Anicoche is a 25 year-old Filipina and recent B.S. Psychology graduate from the University of Maryland, Baltimore County (UMBC). She was a beloved member and leader with the Filipino student club there, the Filipino American Student Association (FASA). In FASA, Anicoche connected with other Filipinos about their shared identity, culture, and lived experiences. She also learned about the many issues the Filipino community faces, both in the U.S. and in the Philippines. Anicoche was especially drawn to environmental, farmers’, and Indigenous peoples’ issues in the Philippines. Learning about their experiences helped Anicoche understand the economic hardships her parents would talk about as reasons for leaving the Philippines in the first place.

Anicoche took on her first job after graduating as a public school substitute teacher. However, her care and passion for environmental and rural issues in the Philippines never waned. She continued her civic engagement through policy advocacy with the Philippine Human Rights Act campaign, supporting the rights of Indigenous peoples and farmers in the Philippines. And after seeing the back-to-back typhoons in the Philippines this year, Anicoche was inspired to pursue her passions and volunteer in the Philippines to learn from and help conduct relief work with rural communities directly impacted by environmental disasters and poverty.

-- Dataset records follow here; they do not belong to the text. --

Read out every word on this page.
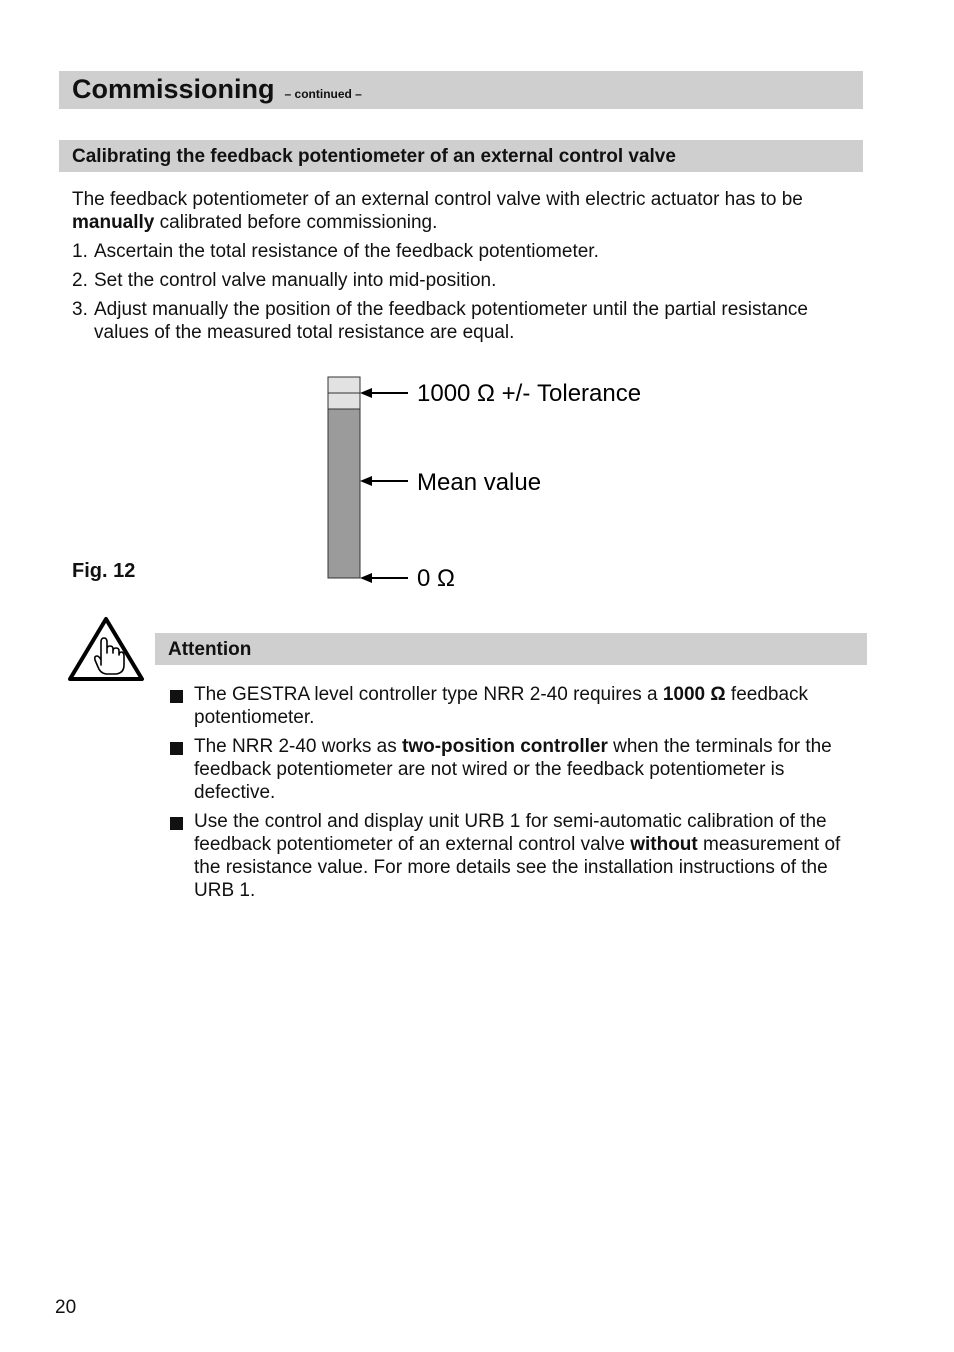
Commissioning – continued –
Calibrating the feedback potentiometer of an external control valve
The feedback potentiometer of an external control valve with electric actuator has to be manually calibrated before commissioning.
1. Ascertain the total resistance of the feedback potentiometer.
2. Set the control valve manually into mid-position.
3. Adjust manually the position of the feedback potentiometer until the partial resistance values of the measured total resistance are equal.
Fig. 12
1000 Ω +/- Tolerance
Mean value
0 Ω
Attention
The GESTRA level controller type NRR 2-40 requires a 1000 Ω feedback potentiometer.
The NRR 2-40 works as two-position controller when the terminals for the feedback potentiometer are not wired or the feedback potentiometer is defective.
Use the control and display unit URB 1 for semi-automatic calibration of the feedback potentiometer of an external control valve without measurement of the resistance value. For more details see the installation instructions of the URB 1.
20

“We demand the immediate surfacing of Chantal Anicoche,” stated Brandon Lee of ICHRP US. “We demand an immediate end to the AFP’s blockade preventing the truth from coming out and humanitarian assistance from coming in to the affected communities. We demand the military out of Mindoro and an end to de facto martial rule over the island. And we demand an end to U.S. funding and support for the Marcos administration’s crimes against the people.”